Y no volví a saber de ella hasta muchos años después. Habia estado muy enferma. Se hallaba otra vez en Madrid, de paso para el hogar de su infancia, en el norte.

Era evidente que, en aras de la lejana juventud, estaba obligado a visitarla. Comprendia que mi amiga tendria que haber cambiado. Habia sufrido una devastadora enfermedad, los años habian pasado. Pero me armé de valor y con un ramo de aquellas amarillas rosas sevillanas que tanto le gustaban, fui a su hotel. Lo que vi fue aún más horrible de lo que me temia. ¡Mi pobre Florencia!.

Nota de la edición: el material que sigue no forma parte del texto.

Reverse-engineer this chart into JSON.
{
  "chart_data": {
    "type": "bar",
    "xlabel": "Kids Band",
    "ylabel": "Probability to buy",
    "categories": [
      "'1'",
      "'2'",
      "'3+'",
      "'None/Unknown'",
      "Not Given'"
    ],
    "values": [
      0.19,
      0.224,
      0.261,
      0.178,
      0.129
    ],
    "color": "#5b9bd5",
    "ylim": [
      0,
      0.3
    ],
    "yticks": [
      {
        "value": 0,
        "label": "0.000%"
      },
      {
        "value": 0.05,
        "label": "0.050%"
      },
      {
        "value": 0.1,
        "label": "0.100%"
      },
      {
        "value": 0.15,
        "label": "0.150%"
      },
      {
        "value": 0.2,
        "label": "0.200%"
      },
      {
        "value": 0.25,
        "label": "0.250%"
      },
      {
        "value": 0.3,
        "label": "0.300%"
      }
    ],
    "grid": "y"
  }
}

- No debiste haber venido- me dijo cuando entré y sus manos se agitaban como queriendo ocultar su estropeado rostro.- No quiero que me recuerdes así.

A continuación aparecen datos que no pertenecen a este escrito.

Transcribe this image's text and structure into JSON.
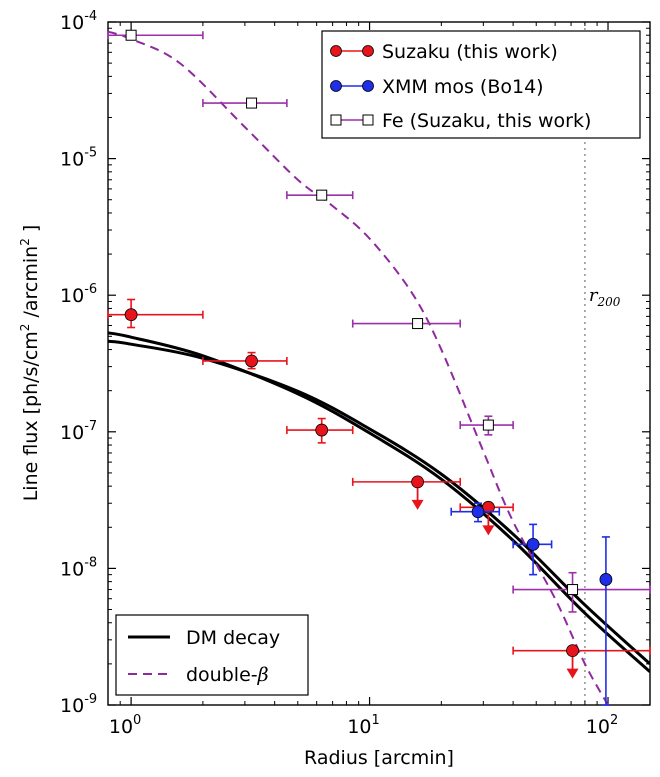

¿Qué podia hacer en aquel trance un caballero y un español?.

¡Florencia- exclamé- para mí eres más bella que nunca!.

Y como mis palabras brotaron directamente de la piedad de mi corazón, la Madre de la Misericordia les dio el acento de la sinceridad. Lo que entonces sucedió fue en verdad como un milagro. Por un instante, al conjuro de mis palabras, Florencia volvió a resplandecer con toda la hermosura de antaño.

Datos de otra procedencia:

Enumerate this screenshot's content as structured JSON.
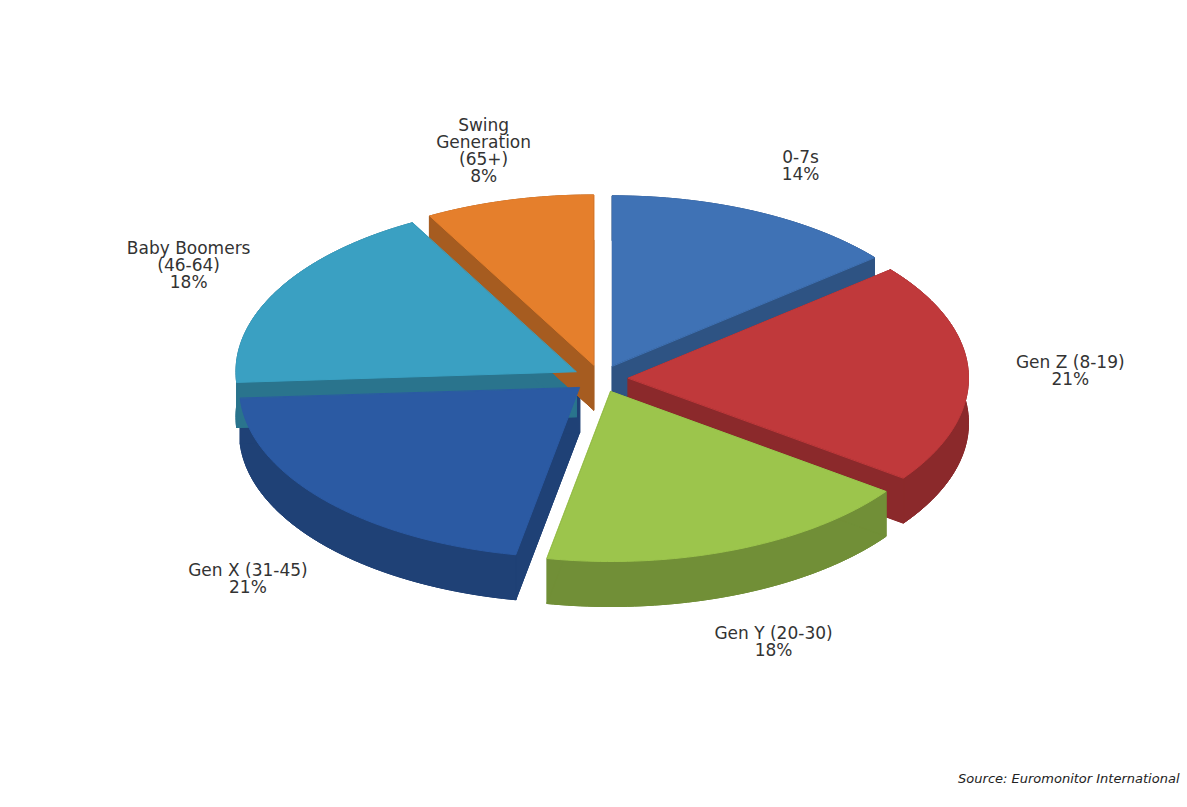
{
  "chart_data": {
    "type": "pie",
    "categories": [
      "0-7s",
      "Gen Z (8-19)",
      "Gen Y (20-30)",
      "Gen X (31-45)",
      "Baby Boomers (46-64)",
      "Swing Generation (65+)"
    ],
    "values": [
      14,
      21,
      18,
      21,
      18,
      8
    ],
    "value_labels": [
      "14%",
      "21%",
      "18%",
      "21%",
      "18%",
      "8%"
    ],
    "colors": [
      "#3f72b5",
      "#c0393b",
      "#9cc54c",
      "#2b5aa3",
      "#3aa0c2",
      "#e57f2c"
    ],
    "data_labels": true,
    "caption": "Source: Euromonitor International"
  }
}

Y me quedé sobrecogido, sin hablar, ante aquella deslumbradora belleza.

- Aquel fue el más memorable acontecimiento de mi vida. Mi Florencia regresó a su lugar natal. No he vuelto a verla nunca; pero después de aquel episodio mi vida cambió. Ahora voy diariamente a pasear al Retiro y en ocasiones, al ver aproximarse una mujer, sé que ha llegado el momento. Al cruzarme con ella: tal vez una muchacha desgarbada, alguna pobre mujer fea y sin esperanza; una ancianita acaso, cuya angular apariencia evoca una pasada hermosura, ajada por el desastre; entonces hablo.

Y en alguna ocasión (rara, es cierto, pero inolvidable, inolvidable), cuando susurro en un oído: "¡Qué hermosa!" vuelvo a ver asomar en un rostro aquel indescriptible encanto. Dura sólo un instante, mas por ese instante adquiere un fulgor inimaginable.

Ya suelo ir de nuevo al Museo del Prado. Me detengo con confianza entre los espíritus de los maestros y no me abochorno. Allí, entre aquellas gloriosas pinturas, Goya y yo nos tratamos de igual a igual. Porque yo también soy un creador de belleza.